Quote from: potul on June 18, 2019, 06:28:10 AM
Thanks for the explanation

I will check if my expression pedal will work with this... I assume yes as it's a passive one, so I assume it's only a pot connected to the TRS plug.

On the other hand, this will not give a linear response, so I will need to compensate by software somehow (is it going to be similar to anti-log?)

Regarding calibration, I'm aware of it... I don't have it coded yet but I'm planning on it.

If it's an expression pedal, it will already have a linear pot. If it's specifically a volume pedal it will have a log response. You can check by measuring the resistance at the half-way pedal point vs toe-down. If it's linear, it will be roughly half the resistance, if it's log, it will be much lower or much higher than half the max resistance.

If you have a volume pedal, I suggest buying a proper expression pedal. The M-Audio EX-P is very good and very cheap if modded (see second article below). Log response is really not good for this application.
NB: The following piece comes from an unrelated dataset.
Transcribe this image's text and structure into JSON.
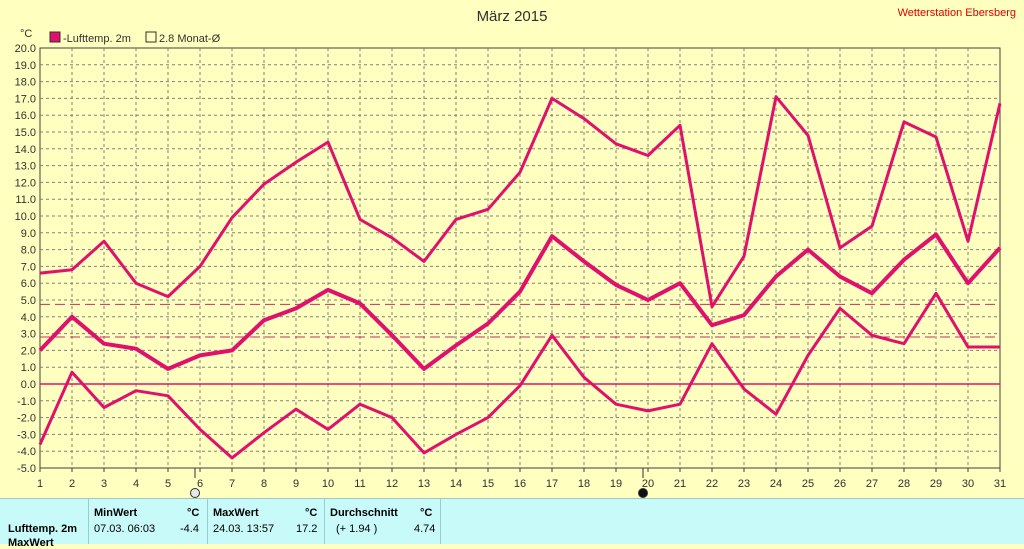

I wrote a couple articles about using expression pedals with digital effects a couple years ago that you might find some useful info within.

Expression Pedals – Way More Than Just a Wah

Expression Pedals: Repair and Mods
Blackaddr Audio
Digital Modelling Enthusiast
www.blackaddr.com

potul

Thanks for the links, I will check.

In fact, the M-Audio EX-P is the one I have at the moment.
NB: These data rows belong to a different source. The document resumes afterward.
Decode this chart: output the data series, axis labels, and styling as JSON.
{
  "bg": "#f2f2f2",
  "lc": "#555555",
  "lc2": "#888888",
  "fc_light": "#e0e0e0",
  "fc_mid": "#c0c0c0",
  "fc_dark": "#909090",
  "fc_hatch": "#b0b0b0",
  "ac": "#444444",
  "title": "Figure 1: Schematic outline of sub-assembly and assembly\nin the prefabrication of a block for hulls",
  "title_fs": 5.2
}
I was referring to the fact that with your configuration, even if the expression pedal is linear, the reading at the ADC will not be. Because of the fixed 1k resistor on one side of the divider, and the 10k varying resistor at the other side.  Vout = Vin * R/(1+R)

With a VCC of 3.3v

Volume pedal at 0 -> ADC=0
Volume pedal at 5 -> ADC=2.75
Volume pedal at 10 -> ADC=3


Blackaddr

#5
It's actually linear because the pot is linear, your midpoint calculation of 2.75 V seems off? Here's how I calculated it.
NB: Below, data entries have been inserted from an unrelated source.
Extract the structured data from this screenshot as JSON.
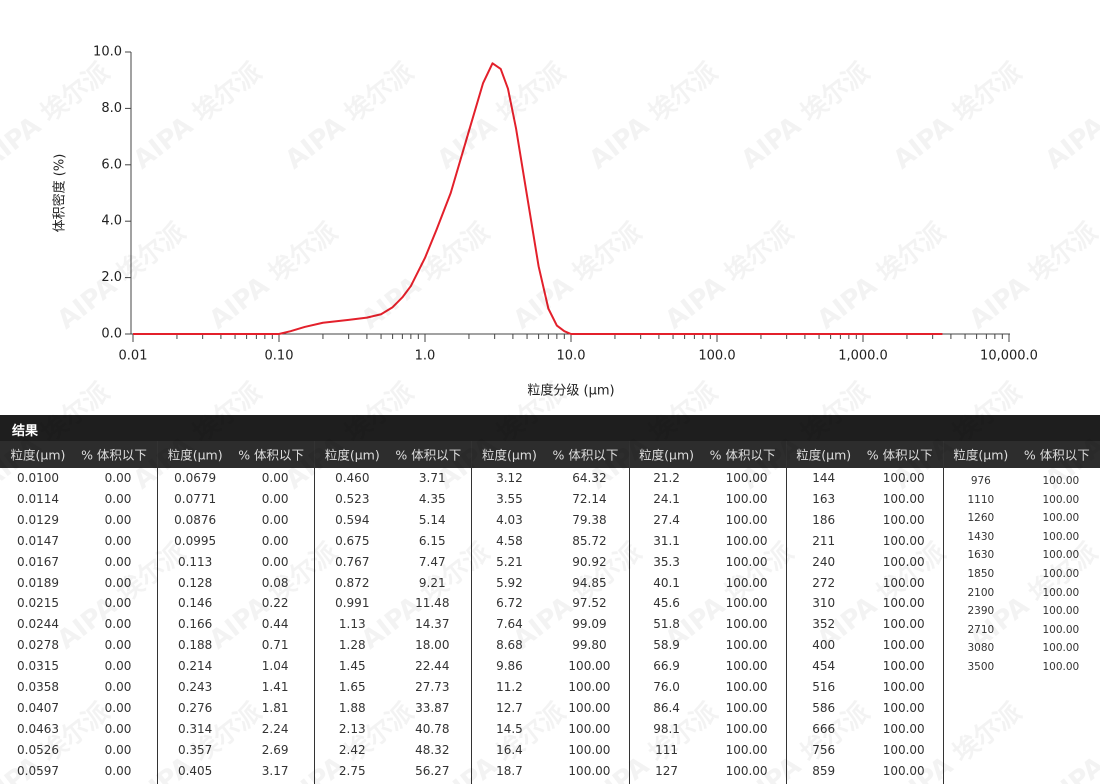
{
  "chart_data": {
    "type": "line",
    "ylabel": "体积密度 (%)",
    "xlabel": "粒度分级 (μm)",
    "x": [
      0.01,
      0.1,
      0.12,
      0.15,
      0.2,
      0.3,
      0.4,
      0.5,
      0.6,
      0.7,
      0.8,
      1.0,
      1.2,
      1.5,
      2.0,
      2.5,
      2.9,
      3.3,
      3.7,
      4.2,
      5.0,
      6.0,
      7.0,
      8.0,
      9.0,
      10,
      100,
      1000,
      3500
    ],
    "values": [
      0,
      0,
      0.1,
      0.25,
      0.4,
      0.5,
      0.58,
      0.7,
      0.95,
      1.3,
      1.7,
      2.7,
      3.7,
      5.0,
      7.2,
      8.9,
      9.6,
      9.4,
      8.7,
      7.3,
      4.9,
      2.4,
      0.9,
      0.3,
      0.1,
      0,
      0,
      0,
      0
    ],
    "color": "#e3202b",
    "xscale": "log",
    "xlim": [
      0.01,
      10000
    ],
    "xticks": [
      0.01,
      {
        "value": 0.1,
        "label": "0.10"
      },
      {
        "value": 1,
        "label": "1.0"
      },
      {
        "value": 10,
        "label": "10.0"
      },
      {
        "value": 100,
        "label": "100.0"
      },
      {
        "value": 1000,
        "label": "1,000.0"
      },
      {
        "value": 10000,
        "label": "10,000.0"
      }
    ],
    "ylim": [
      0,
      10
    ],
    "yticks": [
      {
        "value": 0,
        "label": "0.0"
      },
      {
        "value": 2,
        "label": "2.0"
      },
      {
        "value": 4,
        "label": "4.0"
      },
      {
        "value": 6,
        "label": "6.0"
      },
      {
        "value": 8,
        "label": "8.0"
      },
      {
        "value": 10,
        "label": "10.0"
      }
    ],
    "minor_ticks": true
  },
  "watermark": "AIPA 埃尔派",
  "table": {
    "title": "结果",
    "columns": [
      "粒度(μm)",
      "% 体积以下"
    ],
    "groups": [
      [
        [
          "0.0100",
          "0.00"
        ],
        [
          "0.0114",
          "0.00"
        ],
        [
          "0.0129",
          "0.00"
        ],
        [
          "0.0147",
          "0.00"
        ],
        [
          "0.0167",
          "0.00"
        ],
        [
          "0.0189",
          "0.00"
        ],
        [
          "0.0215",
          "0.00"
        ],
        [
          "0.0244",
          "0.00"
        ],
        [
          "0.0278",
          "0.00"
        ],
        [
          "0.0315",
          "0.00"
        ],
        [
          "0.0358",
          "0.00"
        ],
        [
          "0.0407",
          "0.00"
        ],
        [
          "0.0463",
          "0.00"
        ],
        [
          "0.0526",
          "0.00"
        ],
        [
          "0.0597",
          "0.00"
        ]
      ],
      [
        [
          "0.0679",
          "0.00"
        ],
        [
          "0.0771",
          "0.00"
        ],
        [
          "0.0876",
          "0.00"
        ],
        [
          "0.0995",
          "0.00"
        ],
        [
          "0.113",
          "0.00"
        ],
        [
          "0.128",
          "0.08"
        ],
        [
          "0.146",
          "0.22"
        ],
        [
          "0.166",
          "0.44"
        ],
        [
          "0.188",
          "0.71"
        ],
        [
          "0.214",
          "1.04"
        ],
        [
          "0.243",
          "1.41"
        ],
        [
          "0.276",
          "1.81"
        ],
        [
          "0.314",
          "2.24"
        ],
        [
          "0.357",
          "2.69"
        ],
        [
          "0.405",
          "3.17"
        ]
      ],
      [
        [
          "0.460",
          "3.71"
        ],
        [
          "0.523",
          "4.35"
        ],
        [
          "0.594",
          "5.14"
        ],
        [
          "0.675",
          "6.15"
        ],
        [
          "0.767",
          "7.47"
        ],
        [
          "0.872",
          "9.21"
        ],
        [
          "0.991",
          "11.48"
        ],
        [
          "1.13",
          "14.37"
        ],
        [
          "1.28",
          "18.00"
        ],
        [
          "1.45",
          "22.44"
        ],
        [
          "1.65",
          "27.73"
        ],
        [
          "1.88",
          "33.87"
        ],
        [
          "2.13",
          "40.78"
        ],
        [
          "2.42",
          "48.32"
        ],
        [
          "2.75",
          "56.27"
        ]
      ],
      [
        [
          "3.12",
          "64.32"
        ],
        [
          "3.55",
          "72.14"
        ],
        [
          "4.03",
          "79.38"
        ],
        [
          "4.58",
          "85.72"
        ],
        [
          "5.21",
          "90.92"
        ],
        [
          "5.92",
          "94.85"
        ],
        [
          "6.72",
          "97.52"
        ],
        [
          "7.64",
          "99.09"
        ],
        [
          "8.68",
          "99.80"
        ],
        [
          "9.86",
          "100.00"
        ],
        [
          "11.2",
          "100.00"
        ],
        [
          "12.7",
          "100.00"
        ],
        [
          "14.5",
          "100.00"
        ],
        [
          "16.4",
          "100.00"
        ],
        [
          "18.7",
          "100.00"
        ]
      ],
      [
        [
          "21.2",
          "100.00"
        ],
        [
          "24.1",
          "100.00"
        ],
        [
          "27.4",
          "100.00"
        ],
        [
          "31.1",
          "100.00"
        ],
        [
          "35.3",
          "100.00"
        ],
        [
          "40.1",
          "100.00"
        ],
        [
          "45.6",
          "100.00"
        ],
        [
          "51.8",
          "100.00"
        ],
        [
          "58.9",
          "100.00"
        ],
        [
          "66.9",
          "100.00"
        ],
        [
          "76.0",
          "100.00"
        ],
        [
          "86.4",
          "100.00"
        ],
        [
          "98.1",
          "100.00"
        ],
        [
          "111",
          "100.00"
        ],
        [
          "127",
          "100.00"
        ]
      ],
      [
        [
          "144",
          "100.00"
        ],
        [
          "163",
          "100.00"
        ],
        [
          "186",
          "100.00"
        ],
        [
          "211",
          "100.00"
        ],
        [
          "240",
          "100.00"
        ],
        [
          "272",
          "100.00"
        ],
        [
          "310",
          "100.00"
        ],
        [
          "352",
          "100.00"
        ],
        [
          "400",
          "100.00"
        ],
        [
          "454",
          "100.00"
        ],
        [
          "516",
          "100.00"
        ],
        [
          "586",
          "100.00"
        ],
        [
          "666",
          "100.00"
        ],
        [
          "756",
          "100.00"
        ],
        [
          "859",
          "100.00"
        ]
      ],
      [
        [
          "976",
          "100.00"
        ],
        [
          "1110",
          "100.00"
        ],
        [
          "1260",
          "100.00"
        ],
        [
          "1430",
          "100.00"
        ],
        [
          "1630",
          "100.00"
        ],
        [
          "1850",
          "100.00"
        ],
        [
          "2100",
          "100.00"
        ],
        [
          "2390",
          "100.00"
        ],
        [
          "2710",
          "100.00"
        ],
        [
          "3080",
          "100.00"
        ],
        [
          "3500",
          "100.00"
        ]
      ]
    ]
  }
}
For a 10K pot, and a 1K pullup, at the pedal midpoint the pot will be at 5K.

3.3V* [ 5K * (10K + 1K)] = 3.3 * (5/11) = 1.5V

So when the pedal is at 0 (heel down), your ADC see's 0V. When the pedal is at midpoint, ADC sees 1.5V. When the pedal is toe down, pedal sees 3.0V.
Blackaddr Audio
Digital Modelling Enthusiast
www.blackaddr.com

potul

Shouldn't it be like this?

3.3V* [5k / (5K + 1K)] = 3.3 * 5/6 = 2.75V

Blackaddr

Quote from: potul on June 19, 2019, 04:55:55 AM
Shouldn't it be like this?

3.3V* [5k / (5K + 1K)] = 3.3 * 5/6 = 2.75V

whoops! You're 100% right. I know I've done something like this before long ago and it worked and it was linear. Let's try modifying the schematic a bit. How does this look now?

Put a weak pullup (Rweak) to VCC on the ADC input. Something much larger (10x would be 100K) than the pot should be good. When nothing is plugged in, it's pulled to 3.3V.

Connect the 1K resistor between VCC and the RING. The Pot now looks like an 11K pot instead of 10K, but the upper 1K is unreachable by the wiper. This will give the voltage divider equation I was trying to get in the previous post so the same detection/calibration stuff still applies. The idea is to linearly move from 0V to 90% of VCC and leave the upper voltages unused for detection purposes.

You'll of course need to scale all these values based on the actual resistance of your expression pot.


          VCC---1K---RING      RING-----TOP (10K)
           |                              |
         Rweak                            |
           |                              |
ADC IN ---------------TIP      TIP-------WIPER
                           X              |
GND    -------------SLV        SLV-------BOT (0 ohm)
Blackaddr Audio
Digital Modelling Enthusiast
www.blackaddr.com

pruttelherrie

If you use a switched jack you can leave the Rweak out and have ADC/TIP connect to VCC when nothing is plugged in, have it break when plugging in the pedal.
Completely linear response and the rest of your story (calibration/detection/etc) functions as described.

Blackaddr

Note the Teensy has built in weak PULLUPs you can enable. Probably somewhere between 40K and 100K. Depending on how large your POT resistance is, Rweak could be free assuming it still works when configured as an ADC input.
Blackaddr Audio
Digital Modelling Enthusiast
www.blackaddr.com

potul

Great!

Thanks both, this solution of the 1k resistor in series with the pot TOP and  the switched jack looks like what I had in my head and was not able to materialize.